Primary teaching students are being encouraged to leave New Zealand when they graduate because only one in five will land jobs at home.
Victoria University teaching diploma students were told that although there would be plenty of jobs towards the end of the decade, the current situation was gloomy.
The bombshell was dropped by an Education Ministry-contracted speaker, who advised students at a seminar last week to go overseas for work as there would be jobs for only 20 per cent of them.
The students also heard that only 40 per cent of new teachers would get full-time permanent roles within three years of graduating and that most new graduates would work only in temporary or relieving roles in the first few years of teaching.
It was one of many nationwide seminars run by the ministry to advise students and graduates about New Zealand's teaching job market.
The latest job prospect statistics shocked Victoria's teaching students, who have taken to venting their concerns on a Facebook group page.
One student, who contacted The Dominion Post but did not want to be named fearing it would taint her already slim career prospects, said she was now considering moving to Melbourne.
"The Ministry of Education representative said they'd rather we head offshore for a job than give up looking altogether.

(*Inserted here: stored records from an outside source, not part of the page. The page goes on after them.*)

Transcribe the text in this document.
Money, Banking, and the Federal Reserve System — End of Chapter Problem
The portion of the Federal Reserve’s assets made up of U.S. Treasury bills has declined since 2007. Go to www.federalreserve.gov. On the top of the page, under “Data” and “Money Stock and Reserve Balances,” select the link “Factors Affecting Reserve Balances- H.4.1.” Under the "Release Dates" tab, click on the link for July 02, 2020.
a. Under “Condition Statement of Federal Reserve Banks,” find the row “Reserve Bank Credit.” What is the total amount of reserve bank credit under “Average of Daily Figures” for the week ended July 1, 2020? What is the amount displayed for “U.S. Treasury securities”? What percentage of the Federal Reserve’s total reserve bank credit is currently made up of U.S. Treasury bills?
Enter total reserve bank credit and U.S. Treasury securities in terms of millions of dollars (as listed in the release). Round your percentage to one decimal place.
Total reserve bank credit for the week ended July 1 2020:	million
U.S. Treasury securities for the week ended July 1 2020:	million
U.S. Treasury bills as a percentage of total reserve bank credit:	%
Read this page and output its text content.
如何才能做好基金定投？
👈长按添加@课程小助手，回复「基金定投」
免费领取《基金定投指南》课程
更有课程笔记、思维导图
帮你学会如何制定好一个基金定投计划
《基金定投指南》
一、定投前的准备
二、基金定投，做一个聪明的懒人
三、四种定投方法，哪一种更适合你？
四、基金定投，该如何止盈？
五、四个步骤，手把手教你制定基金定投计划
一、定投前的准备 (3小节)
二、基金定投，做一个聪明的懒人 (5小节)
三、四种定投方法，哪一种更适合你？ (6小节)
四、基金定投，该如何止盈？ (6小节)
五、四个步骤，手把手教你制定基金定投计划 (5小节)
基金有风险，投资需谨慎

"We all knew it was going to be hard to get a job, but we didn't know how s... the statistics are."
She wondered why they were not told about the situation before they paid the $7000 course fees, and questioned the university's ethics in letting so many students into the course when more than half would not get teaching jobs in New Zealand.
A new teacher is usually granted a provisional registration, but is expected to meet certain criteria and gain full registration within three years. This can be extended to six years with a valid reason.
Teaching work overseas can count towards full registration in New Zealand, which requires at least two years of work under the supervision of a mentor teacher.
Victoria University Education Pro Vice-Chancellor Dugald Scott said the department did look "broadly" at how many teachers were needed when selecting students, but it was impossible to be precise.
New Zealand Educational Institute chief executive Ian Leckie said the ministry should be protecting the new teachers it had helped train, not pack them off overseas. Job prospects for new teachers were not as grim as portrayed, especially if they were prepared to move to smaller towns, he said.
It had always been difficult for new teachers to find their first job and there was a real argument for more support for new graduates.
When a teacher left for oversees they would gain experience, but within a different educational system, Mr Leckie said.
"I'm really disappointed to hear that anyone contracted to the ministry is telling teachers to go overseas."
Education Ministry workforce group manager Rebecca Elvy said the ministry had made it clear to the teaching profession and training organisations that vacancies for fulltime permanent teachers would remain low for the next few years.
But teacher shortages would still remain in areas like Maori language.
"The ministry is committed to measures that will deliver skilled teachers to areas where they are needed.
"This includes informing the next generation of teachers about the employment environment they can expect when they graduate, and providing them with targeted job-find support."